Inhibitors of cathepsin L prevent severe acute respiratory syndrome coronavirus entry

Severe acute respiratory syndrome (SARS) is caused by an emergent coronavirus (SARS-CoV), for which there is currently no effective treatment. SARS-CoV mediates receptor binding and entry by its spike (S) glycoprotein, and Infection is sensitive to lysosomotropic agents that perturb endosomal pH. We demonstrate here that the lysosomotropic-agent-mediated block to SARS-CoV Infection is overcome by protease treatment of target-cell-associated virus.
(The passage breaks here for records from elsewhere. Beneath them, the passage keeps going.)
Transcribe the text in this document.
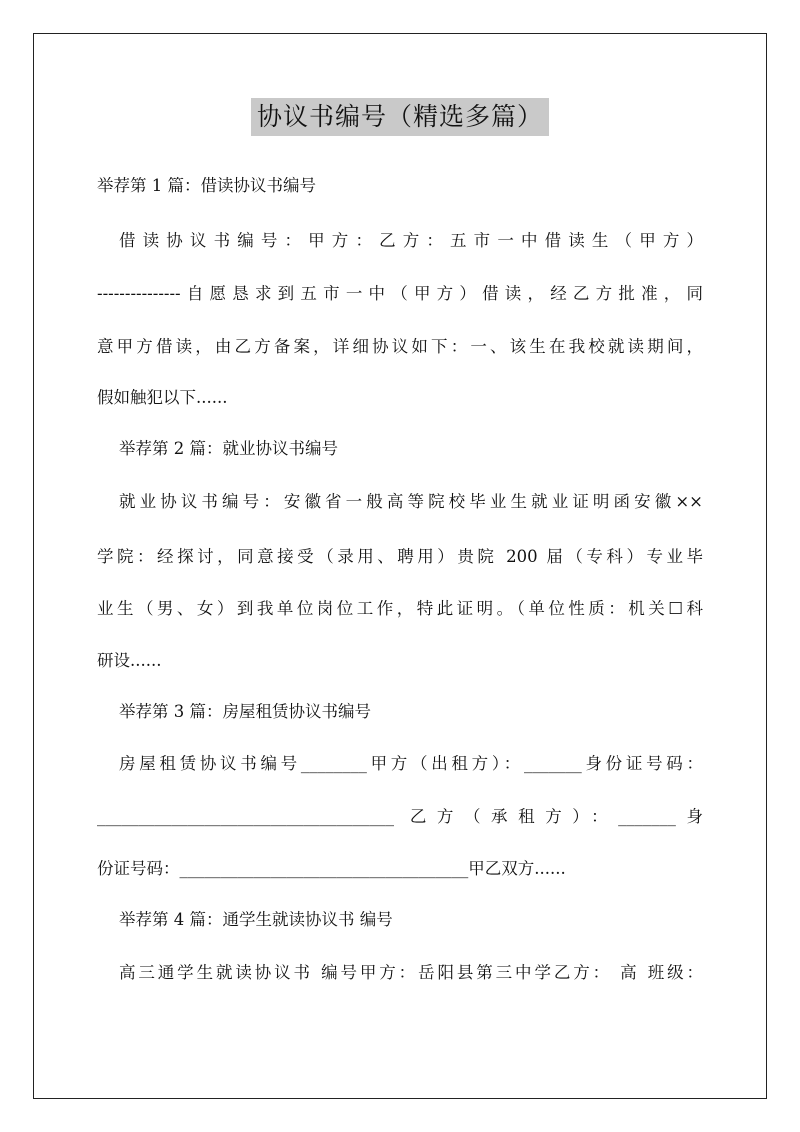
协议书编号（精选多篇）
举荐第 1 篇：借读协议书编号
借读协议书编号：甲方：乙方：五市一中借读生（甲方）
---------------自愿恳求到五市一中（甲方）借读，经乙方批准，同
意甲方借读，由乙方备案，详细协议如下：一、该生在我校就读期间，
假如触犯以下......
举荐第 2 篇：就业协议书编号
就业协议书编号：安徽省一般高等院校毕业生就业证明函安徽××
学院：经探讨，同意接受（录用、聘用）贵院 200 届（专科）专业毕
业生（男、女）到我单位岗位工作，特此证明。（单位性质：机关☐科
研设......
举荐第 3 篇：房屋租赁协议书编号
房屋租赁协议书编号________甲方（出租方）：_______身份证号码：
____________________________________ 乙方（承租方）：_______身
份证号码：___________________________________甲乙双方......
举荐第 4 篇：通学生就读协议书 编号
高三通学生就读协议书 编号甲方：岳阳县第三中学乙方： 高 班级：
In addition, SARS-CoV Infection was blocked by specific inhibitors of the pH-sensitive endosomal protease Cathepsin L. A cell-free membrane-fusion system demonstrates that engagement of receptor followed by proteolysis is required for SARS-CoV membrane fusion and indicates that Cathepsin L is sufficient to activate membrane fusion by SARS-CoV S. These results suggest that SARS-CoV Infection results from a unique, three-step process: receptor binding and induced conformational changes in S glycoprotein followed by Cathepsin L proteolysis within endosomes. The requirement for Cathepsin L proteolysis identifies a previously uncharacterized class of inhibitor for SARS-CoV Infection.